• News

Izin Pemakaian Burkini Picu Kontroversi di Prancis

Akhyar Zein | Rabu, 18/05/2022 20:48 WIB
Izin Pemakaian Burkini Picu Kontroversi di Prancis Ilustrasi. Wanita Tunisia, salah satunya mengenakan burkini baju renang seluruh tubuh yang dirancang untuk wanita Muslim, berenang di pantai Ghar El Melh dekat Bizerte, timur laut ibukota Tunis, 16 Agustus 2016 (foto: AFP/ Express.co.uk)

JAKARTA - Keputusan kota Grenoble untuk mengizinkan wanita mengenakan kostum renang burkini dari ujung kepala hingga ujung kaki di kolam renang kota telah memicu kontroversi panas di Prancis, dengan pemerintah menganggap otorisasi tersebut "provokatif."
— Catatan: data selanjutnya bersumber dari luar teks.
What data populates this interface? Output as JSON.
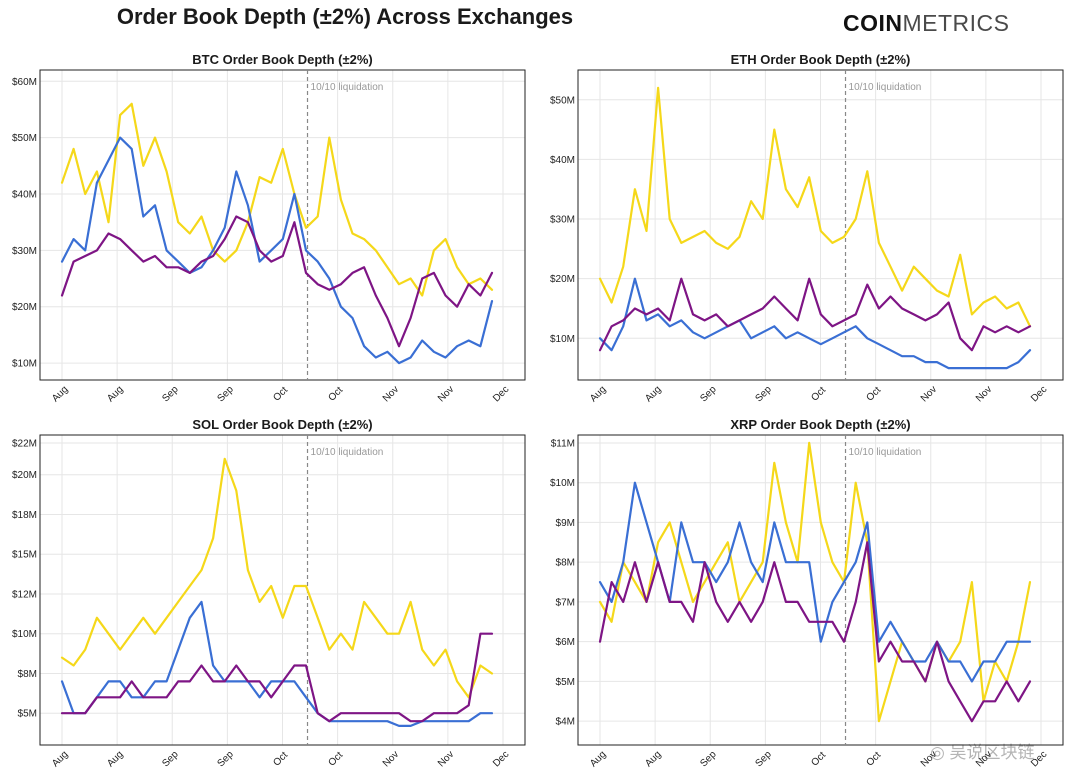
{
  "title": "Order Book Depth (±2%) Across Exchanges",
  "brand": {
    "bold": "COIN",
    "light": "METRICS"
  },
  "watermark": "◎ 吴说区块链",
  "colors": {
    "yellow": "#f5d81a",
    "blue": "#3a6fd4",
    "purple": "#7e1585",
    "grid": "#e6e6e6",
    "vline": "#888888"
  },
  "chart_data": [
    {
      "id": "btc",
      "type": "line",
      "title": "BTC Order Book Depth (±2%)",
      "x_ticks": [
        "Aug",
        "Aug",
        "Sep",
        "Sep",
        "Oct",
        "Oct",
        "Nov",
        "Nov",
        "Dec"
      ],
      "y_ticks": [
        "$10M",
        "$20M",
        "$30M",
        "$40M",
        "$50M",
        "$60M"
      ],
      "y_tick_values": [
        10,
        20,
        30,
        40,
        50,
        60
      ],
      "ylim": [
        7,
        62
      ],
      "unit": "M USD",
      "annotation": {
        "label": "10/10 liquidation",
        "x_frac": 0.571
      },
      "series": [
        {
          "name": "yellow",
          "color": "#f5d81a",
          "values": [
            42,
            48,
            40,
            44,
            35,
            54,
            56,
            45,
            50,
            44,
            35,
            33,
            36,
            30,
            28,
            30,
            35,
            43,
            42,
            48,
            40,
            34,
            36,
            50,
            39,
            33,
            32,
            30,
            27,
            24,
            25,
            22,
            30,
            32,
            27,
            24,
            25,
            23
          ]
        },
        {
          "name": "blue",
          "color": "#3a6fd4",
          "values": [
            28,
            32,
            30,
            42,
            46,
            50,
            48,
            36,
            38,
            30,
            28,
            26,
            27,
            30,
            34,
            44,
            38,
            28,
            30,
            32,
            40,
            30,
            28,
            25,
            20,
            18,
            13,
            11,
            12,
            10,
            11,
            14,
            12,
            11,
            13,
            14,
            13,
            21
          ]
        },
        {
          "name": "purple",
          "color": "#7e1585",
          "values": [
            22,
            28,
            29,
            30,
            33,
            32,
            30,
            28,
            29,
            27,
            27,
            26,
            28,
            29,
            32,
            36,
            35,
            30,
            28,
            29,
            35,
            26,
            24,
            23,
            24,
            26,
            27,
            22,
            18,
            13,
            18,
            25,
            26,
            22,
            20,
            24,
            22,
            26
          ]
        }
      ]
    },
    {
      "id": "eth",
      "type": "line",
      "title": "ETH Order Book Depth (±2%)",
      "x_ticks": [
        "Aug",
        "Aug",
        "Sep",
        "Sep",
        "Oct",
        "Oct",
        "Nov",
        "Nov",
        "Dec"
      ],
      "y_ticks": [
        "$10M",
        "$20M",
        "$30M",
        "$40M",
        "$50M"
      ],
      "y_tick_values": [
        10,
        20,
        30,
        40,
        50
      ],
      "ylim": [
        3,
        55
      ],
      "unit": "M USD",
      "annotation": {
        "label": "10/10 liquidation",
        "x_frac": 0.571
      },
      "series": [
        {
          "name": "yellow",
          "color": "#f5d81a",
          "values": [
            20,
            16,
            22,
            35,
            28,
            52,
            30,
            26,
            27,
            28,
            26,
            25,
            27,
            33,
            30,
            45,
            35,
            32,
            37,
            28,
            26,
            27,
            30,
            38,
            26,
            22,
            18,
            22,
            20,
            18,
            17,
            24,
            14,
            16,
            17,
            15,
            16,
            12
          ]
        },
        {
          "name": "blue",
          "color": "#3a6fd4",
          "values": [
            10,
            8,
            12,
            20,
            13,
            14,
            12,
            13,
            11,
            10,
            11,
            12,
            13,
            10,
            11,
            12,
            10,
            11,
            10,
            9,
            10,
            11,
            12,
            10,
            9,
            8,
            7,
            7,
            6,
            6,
            5,
            5,
            5,
            5,
            5,
            5,
            6,
            8
          ]
        },
        {
          "name": "purple",
          "color": "#7e1585",
          "values": [
            8,
            12,
            13,
            15,
            14,
            15,
            13,
            20,
            14,
            13,
            14,
            12,
            13,
            14,
            15,
            17,
            15,
            13,
            20,
            14,
            12,
            13,
            14,
            19,
            15,
            17,
            15,
            14,
            13,
            14,
            16,
            10,
            8,
            12,
            11,
            12,
            11,
            12
          ]
        }
      ]
    },
    {
      "id": "sol",
      "type": "line",
      "title": "SOL Order Book Depth (±2%)",
      "x_ticks": [
        "Aug",
        "Aug",
        "Sep",
        "Sep",
        "Oct",
        "Oct",
        "Nov",
        "Nov",
        "Dec"
      ],
      "y_ticks": [
        "$5M",
        "$8M",
        "$10M",
        "$12M",
        "$15M",
        "$18M",
        "$20M",
        "$22M"
      ],
      "y_tick_values": [
        5,
        7.5,
        10,
        12.5,
        15,
        17.5,
        20,
        22
      ],
      "ylim": [
        3,
        22.5
      ],
      "unit": "M USD",
      "annotation": {
        "label": "10/10 liquidation",
        "x_frac": 0.571
      },
      "series": [
        {
          "name": "yellow",
          "color": "#f5d81a",
          "values": [
            8.5,
            8,
            9,
            11,
            10,
            9,
            10,
            11,
            10,
            11,
            12,
            13,
            14,
            16,
            21,
            19,
            14,
            12,
            13,
            11,
            13,
            13,
            11,
            9,
            10,
            9,
            12,
            11,
            10,
            10,
            12,
            9,
            8,
            9,
            7,
            6,
            8,
            7.5
          ]
        },
        {
          "name": "blue",
          "color": "#3a6fd4",
          "values": [
            7,
            5,
            5,
            6,
            7,
            7,
            6,
            6,
            7,
            7,
            9,
            11,
            12,
            8,
            7,
            7,
            7,
            6,
            7,
            7,
            7,
            6,
            5,
            4.5,
            4.5,
            4.5,
            4.5,
            4.5,
            4.5,
            4.2,
            4.2,
            4.5,
            4.5,
            4.5,
            4.5,
            4.5,
            5,
            5
          ]
        },
        {
          "name": "purple",
          "color": "#7e1585",
          "values": [
            5,
            5,
            5,
            6,
            6,
            6,
            7,
            6,
            6,
            6,
            7,
            7,
            8,
            7,
            7,
            8,
            7,
            7,
            6,
            7,
            8,
            8,
            5,
            4.5,
            5,
            5,
            5,
            5,
            5,
            5,
            4.5,
            4.5,
            5,
            5,
            5,
            5.5,
            10,
            10
          ]
        }
      ]
    },
    {
      "id": "xrp",
      "type": "line",
      "title": "XRP Order Book Depth (±2%)",
      "x_ticks": [
        "Aug",
        "Aug",
        "Sep",
        "Sep",
        "Oct",
        "Oct",
        "Nov",
        "Nov",
        "Dec"
      ],
      "y_ticks": [
        "$4M",
        "$5M",
        "$6M",
        "$7M",
        "$8M",
        "$9M",
        "$10M",
        "$11M"
      ],
      "y_tick_values": [
        4,
        5,
        6,
        7,
        8,
        9,
        10,
        11
      ],
      "ylim": [
        3.4,
        11.2
      ],
      "unit": "M USD",
      "annotation": {
        "label": "10/10 liquidation",
        "x_frac": 0.571
      },
      "series": [
        {
          "name": "yellow",
          "color": "#f5d81a",
          "values": [
            7,
            6.5,
            8,
            7.5,
            7,
            8.5,
            9,
            8,
            7,
            7.5,
            8,
            8.5,
            7,
            7.5,
            8,
            10.5,
            9,
            8,
            11,
            9,
            8,
            7.5,
            10,
            8.5,
            4,
            5,
            6,
            5.5,
            5,
            6,
            5.5,
            6,
            7.5,
            4.5,
            5.5,
            5,
            6,
            7.5
          ]
        },
        {
          "name": "blue",
          "color": "#3a6fd4",
          "values": [
            7.5,
            7,
            8,
            10,
            9,
            8,
            7,
            9,
            8,
            8,
            7.5,
            8,
            9,
            8,
            7.5,
            9,
            8,
            8,
            8,
            6,
            7,
            7.5,
            8,
            9,
            6,
            6.5,
            6,
            5.5,
            5.5,
            6,
            5.5,
            5.5,
            5,
            5.5,
            5.5,
            6,
            6,
            6
          ]
        },
        {
          "name": "purple",
          "color": "#7e1585",
          "values": [
            6,
            7.5,
            7,
            8,
            7,
            8,
            7,
            7,
            6.5,
            8,
            7,
            6.5,
            7,
            6.5,
            7,
            8,
            7,
            7,
            6.5,
            6.5,
            6.5,
            6,
            7,
            8.5,
            5.5,
            6,
            5.5,
            5.5,
            5,
            6,
            5,
            4.5,
            4,
            4.5,
            4.5,
            5,
            4.5,
            5
          ]
        }
      ]
    }
  ]
}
Menteri Dalam Negeri Gerald Darmanin Selasa keberatan dengan otorisasi burkini - yang dikenakan oleh beberapa wanita Muslim - sebagai "provokasi komunitas yang tidak dapat diterima."

"Saya telah menginstruksikan prefek untuk merujuk pada musyawarah yang mengizinkan pemakaian `Burkini` untuk `sekularisme` dan, jika perlu, untuk meminta penarikannya," tulisnya di Twitter.
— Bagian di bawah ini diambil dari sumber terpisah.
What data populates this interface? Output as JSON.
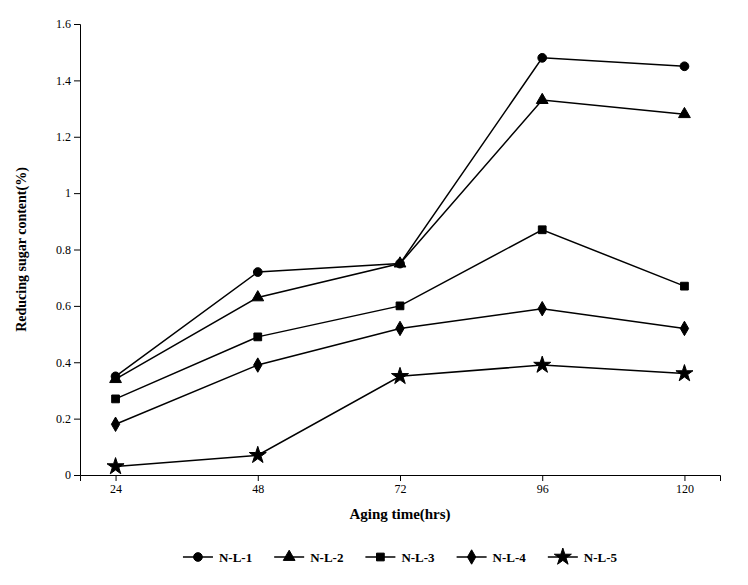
{
  "chart_data": {
    "type": "line",
    "xlabel": "Aging time(hrs)",
    "ylabel": "Reducing sugar content(%)",
    "x": [
      24,
      48,
      72,
      96,
      120
    ],
    "series": [
      {
        "name": "N-L-1",
        "marker": "circle",
        "values": [
          0.35,
          0.72,
          0.75,
          1.48,
          1.45
        ]
      },
      {
        "name": "N-L-2",
        "marker": "triangle",
        "values": [
          0.34,
          0.63,
          0.75,
          1.33,
          1.28
        ]
      },
      {
        "name": "N-L-3",
        "marker": "square",
        "values": [
          0.27,
          0.49,
          0.6,
          0.87,
          0.67
        ]
      },
      {
        "name": "N-L-4",
        "marker": "diamond",
        "values": [
          0.18,
          0.39,
          0.52,
          0.59,
          0.52
        ]
      },
      {
        "name": "N-L-5",
        "marker": "star",
        "values": [
          0.03,
          0.07,
          0.35,
          0.39,
          0.36
        ]
      }
    ],
    "color": "#000000",
    "xlim": [
      18,
      126
    ],
    "xticks": [
      24,
      48,
      72,
      96,
      120
    ],
    "ylim": [
      0,
      1.6
    ],
    "yticks": [
      0,
      0.2,
      0.4,
      0.6,
      0.8,
      1,
      1.2,
      1.4,
      1.6
    ],
    "grid": false,
    "legend": "bottom"
  }
}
Sesuai ketentuan undang-undang 2021 yang disebut "mengkonfirmasikan penghormatan terhadap prinsip-prinsip Republik" yang diadopsi untuk memerangi ekstremisme radikal, pemegang layanan publik, anggota dewan kota, dan individu diharuskan untuk "memastikan kepatuhan dengan prinsip-prinsip sekularisme dan netralitas pelayanan publik.”
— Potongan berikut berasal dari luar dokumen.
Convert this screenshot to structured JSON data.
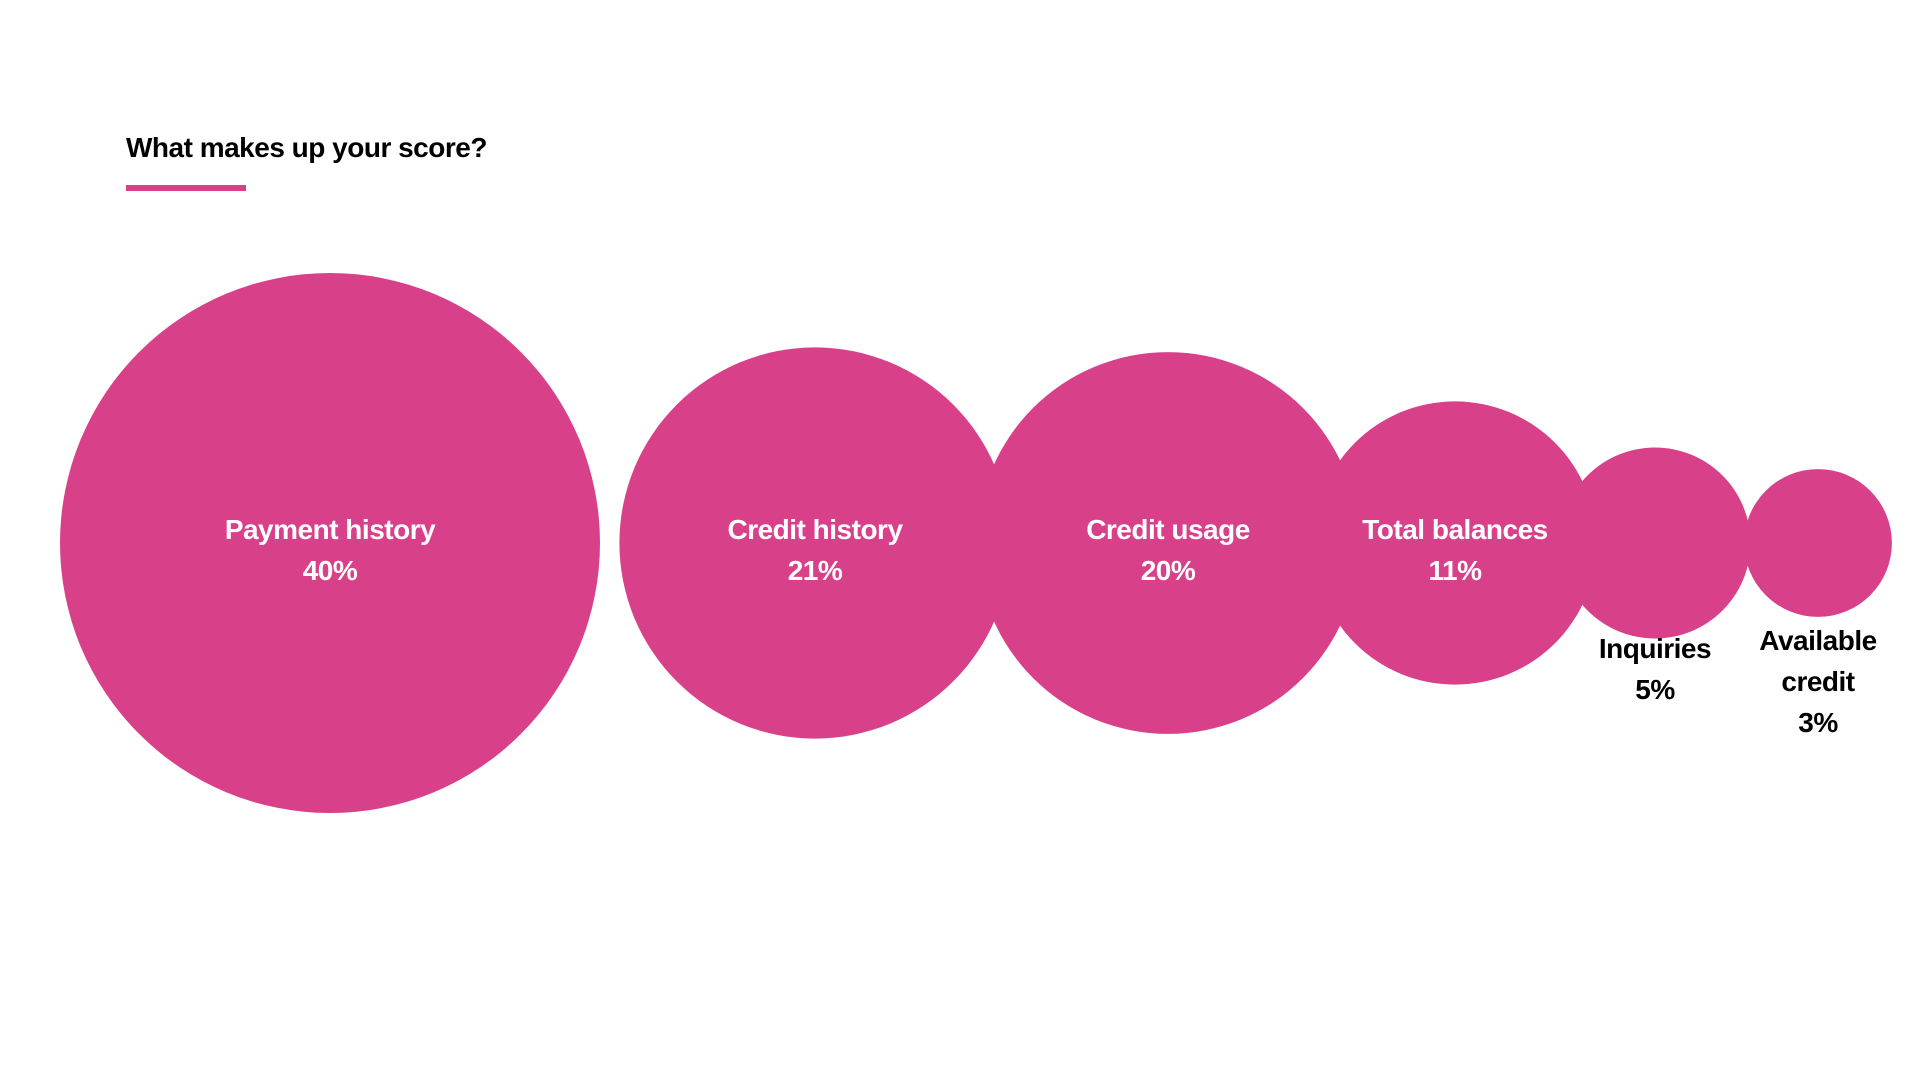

Setelah dewan kota Grenoble pada Senin mengadopsi peraturan baru yang mencabut pembatasan pakaian renang di kolam renang umum, prefektur Isere di mana Grenoble berada, mengajukan keberatan kepada Kementerian Dalam Negeri dan pengadilan administrasi. Aturan baru memungkinkan perempuan untuk mengenakan burkini dari kepala hingga ujung kaki dan mandi tanpa busana jika mereka mau.

Grenoble adalah kota kedua di Prancis setelah Renne yang mengizinkan pemakaian burkini di kolam renang kota.

Peraturan yang disetujui yang pertama kali diusulkan oleh walikota ekologi kota Erick Piolle telah menimbulkan badai politik, membuat marah partai-partai sayap kanan dan otoritas publik tertentu, yang menuduh burkini sebagai "pakaian Islamis" dan keputusan "mengikuti Islamisme."

Piolle membela penghapusan pembatasan kode berpakaian karena mencegah bagian dari populasi rentan seperti wanita Muslim dan transgender menggunakan kolam renang umum.

Dia menanggapi Darmanin di Twitter, mendesaknya "untuk membaca kembali undang-undang 1905, daripada memutarbalikkannya."

Undang-undang sekularisme 1905 yang mengumumkan pemisahan gereja dan negara adalah undang-undang yang sangat kontroversial yang telah digunakan oleh para politisi untuk sering menargetkan populasi Muslim minoritas. Menampilkan tanda-tanda agama seperti mengenakan jilbab atau jilbab telah dituduh tidak sesuai dengan “nilai-nilai sekuler republik.”